内面の苦しさを、外に出せないよなぁ ものすごく、分かるなぁと思った
それが娘だったら尚更だと思う
でも、苦しい人生の反面、娘と居ることは本当に幸せな時間なんだろうことも節々から伝わってきた(書きながら思い出すだけでも涙が出そうです)

最後の方で「踊るのが大好きさ」って言ったのが、凄く嬉しかった
あのお父さんが、何かが好きと自分の感情を吐露するのが嬉しかった(それが娘を笑わせるためのジョークであっても、彼が普段見えないようにしている自分の心を表現した事実がそれだけで嬉しかった)
言わない心が多く画面に映ってたと思うから、心を言う場面に感動しちゃったのかもなぁ

観てる時は、3つくらいラストを勘繰っちゃったんだけどそのどれでもなくて、でもこれが1番良い形だなと思った
①自死の事実が語られる
②あのクラブが、マンチェスター爆発事件(に模した)ものだと語られる
→統計の数字でしかない死者それぞれに人生があって、テロはそれらの文脈を全て無視する行為なんだよ的な話に繋がる
③お父さんが乗る帰りの飛行機が911
→繋がり先は②と同じ
④死すら、描かない

「ちょっっと、語らなさ過ぎではなかろうか」と観てるときは思ったんだけど、夜ご飯食べてる辺りからじわじわと良い映画だったな…これが完璧な形だな…となってきて今もうこの映画のことしか考えられなくなっちゃった

記憶と心に残る、良い映画でした
お父さん、俺みたいだと思ったけど、
俺は生きる、生きたいと今はちゃんと思います

追記)
早稲田松竹にて2回目を観たので追記。
開始5分で泣いてしまった。
1回目と比べて、泣けたポイントが違うのが驚きだった。
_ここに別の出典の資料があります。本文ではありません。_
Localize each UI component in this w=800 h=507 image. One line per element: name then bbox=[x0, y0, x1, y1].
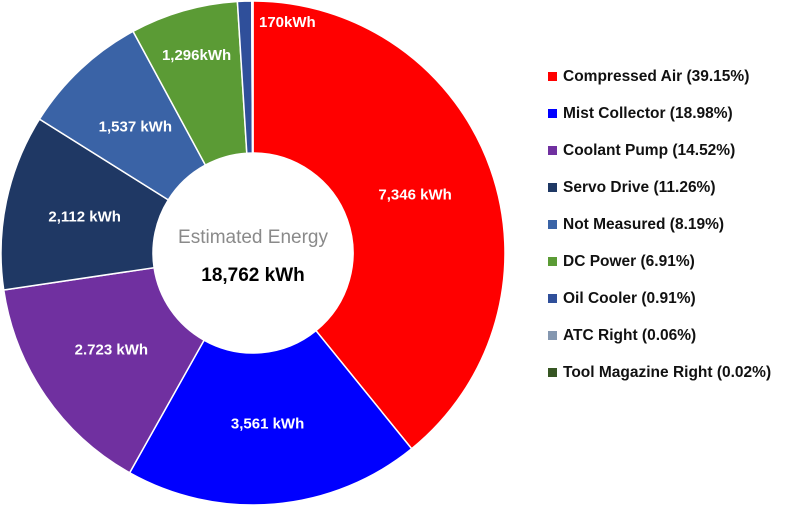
data-label: 7,346 kWh bbox=[378, 187, 451, 204]
data-label: 3,561 kWh bbox=[231, 415, 304, 432]
legend-swatch bbox=[548, 257, 557, 266]
legend-label: Compressed Air (39.15%) bbox=[563, 68, 750, 85]
legend-label: DC Power (6.91%) bbox=[563, 253, 695, 270]
data-label: 2.723 kWh bbox=[75, 342, 148, 359]
legend-label: Oil Cooler (0.91%) bbox=[563, 290, 696, 307]
data-label: 170kWh bbox=[259, 14, 316, 31]
legend-swatch bbox=[548, 220, 557, 229]
legend-item: Compressed Air (39.15%) bbox=[548, 66, 776, 87]
legend-swatch bbox=[548, 294, 557, 303]
legend-item: Coolant Pump (14.52%) bbox=[548, 140, 776, 161]
legend-label: Coolant Pump (14.52%) bbox=[563, 142, 736, 159]
slice bbox=[128, 329, 413, 506]
legend-item: Oil Cooler (0.91%) bbox=[548, 288, 776, 309]
slice bbox=[0, 118, 170, 291]
data-label: 1,537 kWh bbox=[99, 119, 172, 136]
legend-item: DC Power (6.91%) bbox=[548, 251, 776, 272]
legend-label: Tool Magazine Right (0.02%) bbox=[563, 364, 772, 381]
center-label: 18,762 kWh bbox=[201, 265, 305, 286]
slice bbox=[2, 266, 206, 474]
chart: Estimated Energy 18,762 kWh 7,346 kWh 3,5… bbox=[0, 0, 506, 506]
legend-label: Not Measured (8.19%) bbox=[563, 216, 725, 233]
legend-swatch bbox=[548, 331, 557, 340]
center-title: Estimated Energy bbox=[178, 227, 328, 248]
data-label: 1,296kWh bbox=[162, 47, 231, 64]
legend-item: Mist Collector (18.98%) bbox=[548, 103, 776, 124]
data-label: 2,112 kWh bbox=[48, 209, 121, 226]
legend-swatch bbox=[548, 146, 557, 155]
legend-swatch bbox=[548, 72, 557, 81]
legend-swatch bbox=[548, 183, 557, 192]
legend-item: Tool Magazine Right (0.02%) bbox=[548, 362, 776, 383]
legend-label: ATC Right (0.06%) bbox=[563, 327, 697, 344]
legend-item: Servo Drive (11.26%) bbox=[548, 177, 776, 198]
legend-label: Servo Drive (11.26%) bbox=[563, 179, 716, 196]
slice bbox=[252, 0, 506, 450]
legend-label: Mist Collector (18.98%) bbox=[563, 105, 733, 122]
legend-swatch bbox=[548, 368, 557, 377]
legend-swatch bbox=[548, 109, 557, 118]
legend: Compressed Air (39.15%) Mist Collector (1… bbox=[548, 66, 776, 399]
legend-item: Not Measured (8.19%) bbox=[548, 214, 776, 235]
legend-item: ATC Right (0.06%) bbox=[548, 325, 776, 346]
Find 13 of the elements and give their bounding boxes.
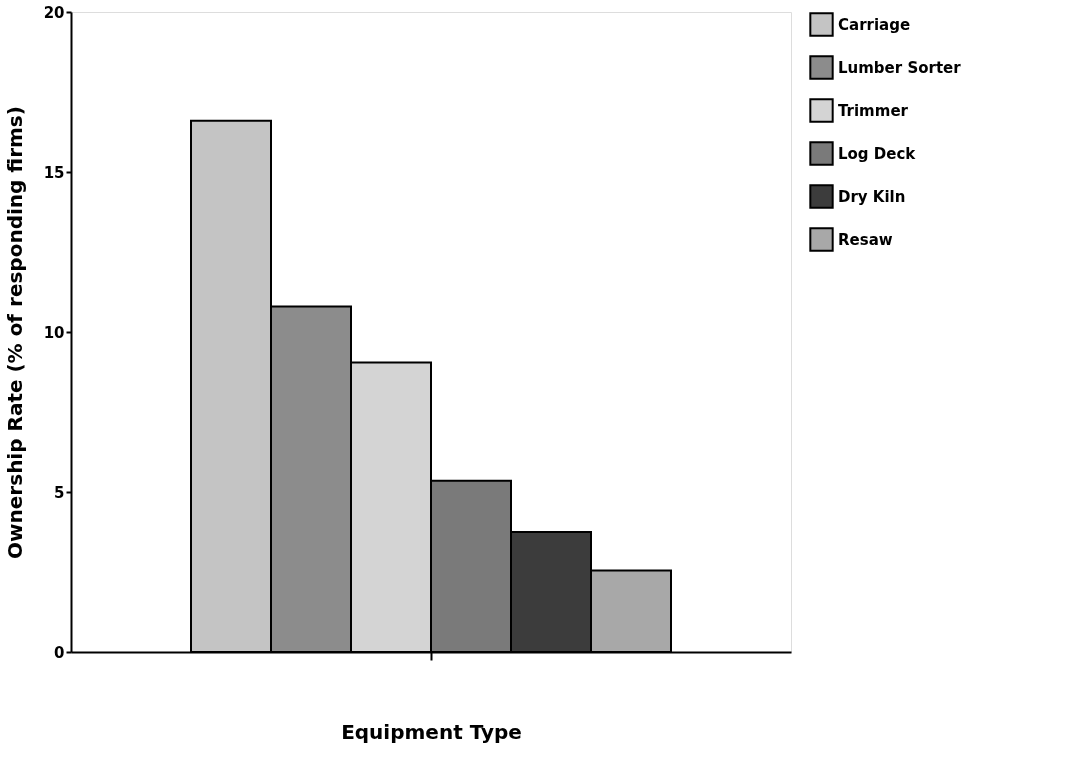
y-tick-label: 0 [54, 643, 65, 662]
x-axis-title: Equipment Type [341, 719, 522, 744]
y-tick-label: 10 [43, 323, 65, 342]
legend-label: Log Deck [838, 144, 917, 163]
y-tick-label: 15 [43, 163, 65, 182]
legend-label: Carriage [838, 15, 911, 34]
y-tick-label: 20 [43, 3, 65, 22]
legend-label: Trimmer [838, 101, 909, 120]
legend-label: Dry Kiln [838, 187, 906, 206]
legend-label: Lumber Sorter [838, 58, 962, 77]
y-tick-label: 5 [54, 483, 65, 502]
y-axis-title: Ownership Rate (% of responding firms) [2, 106, 27, 559]
legend-label: Resaw [838, 230, 893, 249]
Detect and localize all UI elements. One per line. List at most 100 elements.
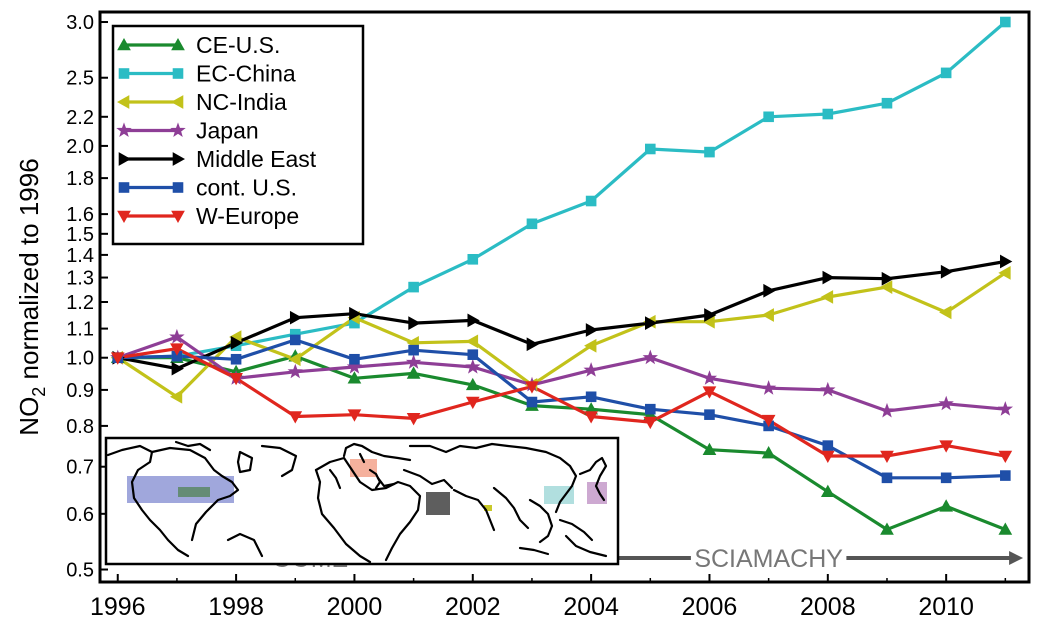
y-label-subscript: 2 (29, 387, 49, 397)
legend-label-ec-china: EC-China (196, 61, 296, 87)
series-markers (110, 16, 1014, 535)
legend-marker-ce-u-s (117, 37, 131, 51)
y-tick-label: 3.0 (66, 12, 94, 34)
point-nc-india (169, 389, 183, 404)
point-cont-u-s (704, 409, 715, 420)
point-middle-east (408, 316, 421, 330)
point-w-europe (347, 409, 362, 422)
x-tick-label: 2006 (682, 593, 738, 621)
point-japan (642, 349, 658, 365)
series-line-w-europe (117, 347, 1006, 458)
map-region-ec-china (544, 486, 574, 504)
point-japan (701, 370, 718, 385)
point-nc-india (761, 308, 774, 322)
point-cont-u-s (881, 472, 893, 484)
y-tick-label: 1.4 (66, 245, 94, 267)
point-nc-india (820, 290, 834, 304)
coastlines (106, 440, 608, 564)
point-nc-india (998, 266, 1011, 280)
point-japan (346, 358, 363, 374)
series-line-ce-u-s (117, 354, 1006, 532)
point-w-europe (170, 343, 184, 356)
point-nc-india (939, 305, 952, 320)
point-middle-east (1000, 254, 1013, 269)
point-cont-u-s (289, 334, 301, 346)
point-ec-china (940, 67, 952, 79)
point-cont-u-s (230, 353, 242, 365)
point-middle-east (230, 335, 244, 350)
y-tick-label: 0.5 (66, 560, 94, 582)
point-ec-china (408, 281, 419, 293)
y-tick-label: 1.0 (66, 348, 94, 370)
point-cont-u-s (940, 472, 952, 484)
x-tick-label: 2004 (563, 593, 619, 621)
point-middle-east (881, 271, 895, 286)
map-region-nc-india (484, 505, 492, 511)
legend-label-nc-india: NC-India (196, 89, 287, 115)
plot-frame (98, 10, 1031, 584)
point-nc-india (584, 338, 597, 353)
point-middle-east (171, 361, 184, 376)
point-middle-east (822, 270, 835, 285)
sciamachy-label: SCIAMACHY (694, 545, 843, 573)
x-tick-label: 2002 (445, 593, 501, 621)
point-middle-east (940, 264, 954, 279)
series-line-cont-u-s (117, 338, 1006, 480)
map-region-ce-us (178, 487, 210, 497)
y-label-part: NO (14, 397, 44, 436)
point-ce-u-s (465, 377, 480, 391)
legend-box (111, 24, 365, 246)
y-label-part: normalized to 1996 (14, 158, 44, 386)
series-line-middle-east (117, 259, 1006, 371)
legend-label-w-europe: W-Europe (196, 203, 299, 229)
point-japan (761, 380, 777, 395)
map-region-w-europe (350, 459, 377, 477)
series-lines (116, 20, 1007, 532)
point-japan (583, 362, 599, 377)
series-line-ec-china (117, 20, 1007, 360)
point-w-europe (229, 372, 243, 386)
point-japan (465, 358, 481, 374)
point-w-europe (761, 414, 776, 428)
point-ec-china (1000, 16, 1011, 28)
y-tick-label: 2.2 (66, 107, 94, 129)
legend-label-japan: Japan (196, 118, 259, 144)
axis-ticks: 1996 1998 2000 2002 2004 2006 2008 2010 0.5 0.6 0.… (66, 12, 1007, 621)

特に響いたのはラスト、ソフィを空港で見送ったあとお父さんがクラブへ歩いていくシーン。
あそこ、お父さんが自分の足で、自分で戸を開けてクラブに入っていくことが、すごく意味があるんだと思った。そこでは死を選択した事実が映されていて、だからこそ歩いていって欲しくなくてエンドロール中本当に涙が止まらなかった。
あと、夜の海へ歩いていくシーンとよく考えたら重なってる。